Juvenile arthritis is a tough dilemma for doctors and parents. Most of the questions surround the medication and risks. Health reporter Marcia Fraser has more.
According to the Arthritis Foundation, juvenile rheumatoid arthritis or JRA effects approximately 300,000 children in the US. Many kids suffer from chronic discomfort. Steroids are often used for treatment but mostly for adults. Many doctors choose Methotrexate for kids.
"Methotrexate is a medication that has been around for 70 years and it's it's we use first because there is very little that will happen to someone on Methotrexate that we don't know about as potential long term complication," said Dr. Lee Shapiro.
Juvenile rheumatoid arthritis can begin as early as six months. Although the exact cause of JRA is unclear, it is believed to be an autoimmune disease where the body's immune system harms some of its own healthy tissues and cells. Methrotrexate brings relief but it can take anywhere from one to two months to three months to work.
"Methotrexate is what called a remission inducing drug, it's not the drug you reach for it if the shoulder or the knee is more painful that day and wouldn't take an extra dose because of that," said Dr.

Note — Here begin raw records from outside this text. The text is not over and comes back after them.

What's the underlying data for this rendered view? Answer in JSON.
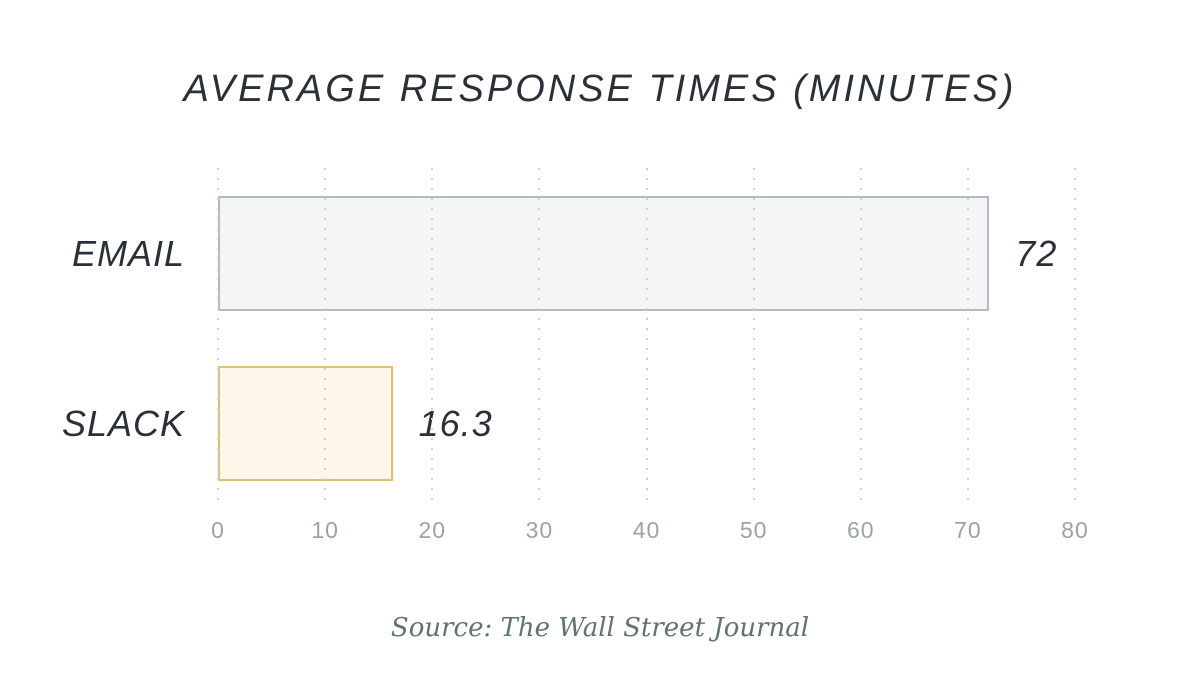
{
  "chart_data": {
    "type": "bar",
    "orientation": "horizontal",
    "title": "AVERAGE RESPONSE TIMES (MINUTES)",
    "categories": [
      "EMAIL",
      "SLACK"
    ],
    "values": [
      72,
      16.3
    ],
    "value_labels": [
      "72",
      "16.3"
    ],
    "xlim": [
      0,
      80
    ],
    "x_ticks": [
      0,
      10,
      20,
      30,
      40,
      50,
      60,
      70,
      80
    ],
    "grid": "dotted-vertical",
    "legend": "none",
    "xlabel": "",
    "ylabel": "",
    "source": "Source: The Wall Street Journal"
  },
  "colors": {
    "text_dark": "#2a3038",
    "tick_label": "#9aa3a8",
    "grid_dot": "#ccd1d4",
    "source_text": "#5f7470",
    "bars": [
      {
        "name": "email-bar",
        "fill": "#f4f5f6",
        "border": "#b2bbc0"
      },
      {
        "name": "slack-bar",
        "fill": "#fdf6e9",
        "border": "#e2bd77"
      }
    ]
  }
}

Shapiro.
Giving children medicine can be a challenge. The medication can be given in a pill form, or a shot but don't forget to ask your doctor about a form that is liquid.

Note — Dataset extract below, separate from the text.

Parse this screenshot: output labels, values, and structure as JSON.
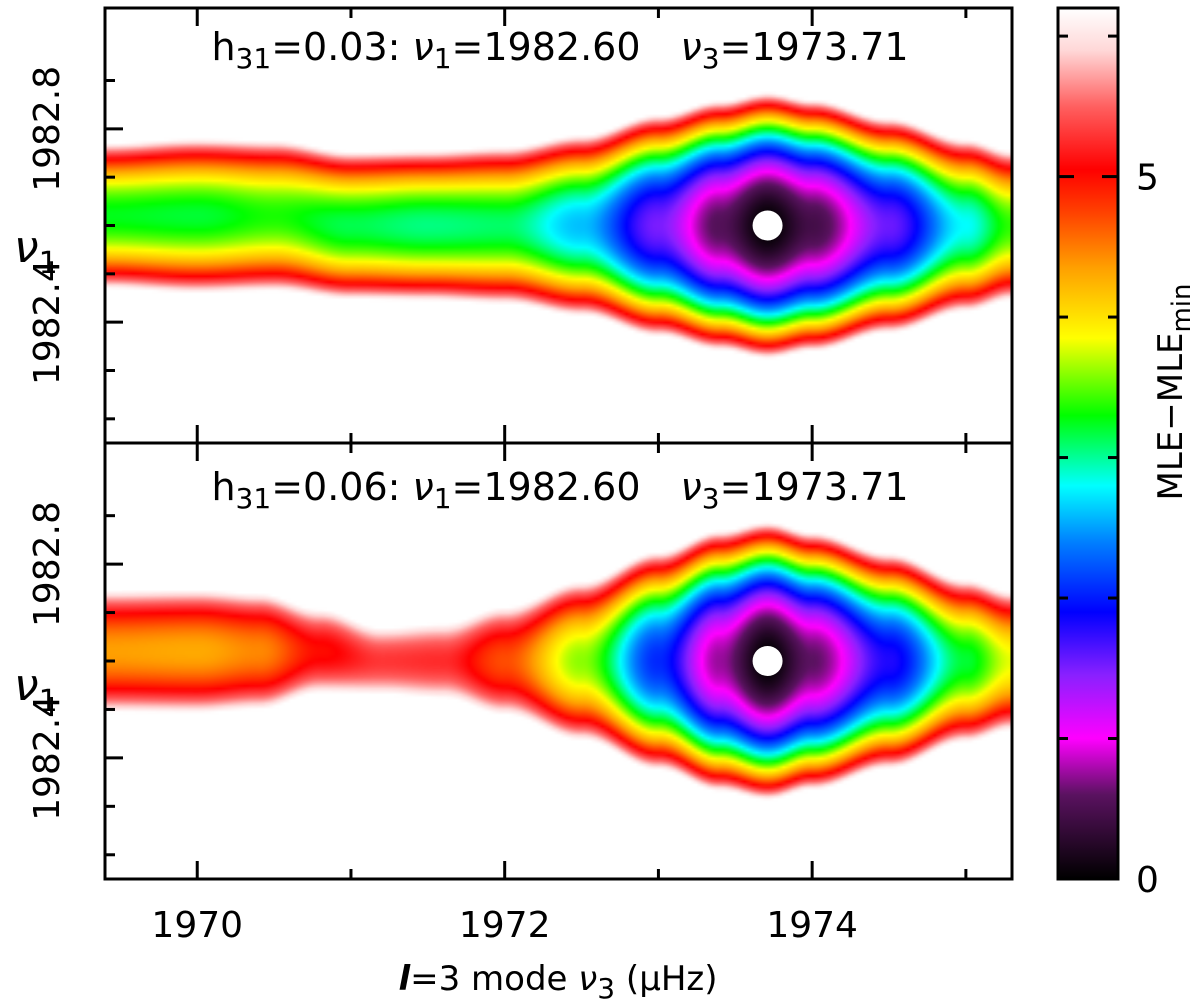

Because the drug can effect the liver, kids need to be monitored which requires blood tests and taking the supplement folic acid is advised.
"Methotrexate is a folic acid antagonist and folic acid is essential for the metabolism for the rapidly dividing cells and we have found over time the side effects of Methotrexate less commonly occurs in those who take supplements so less to have thinning of their hair or mouth sores or liver inflammation or lowered white count," said Dr. Shapiro.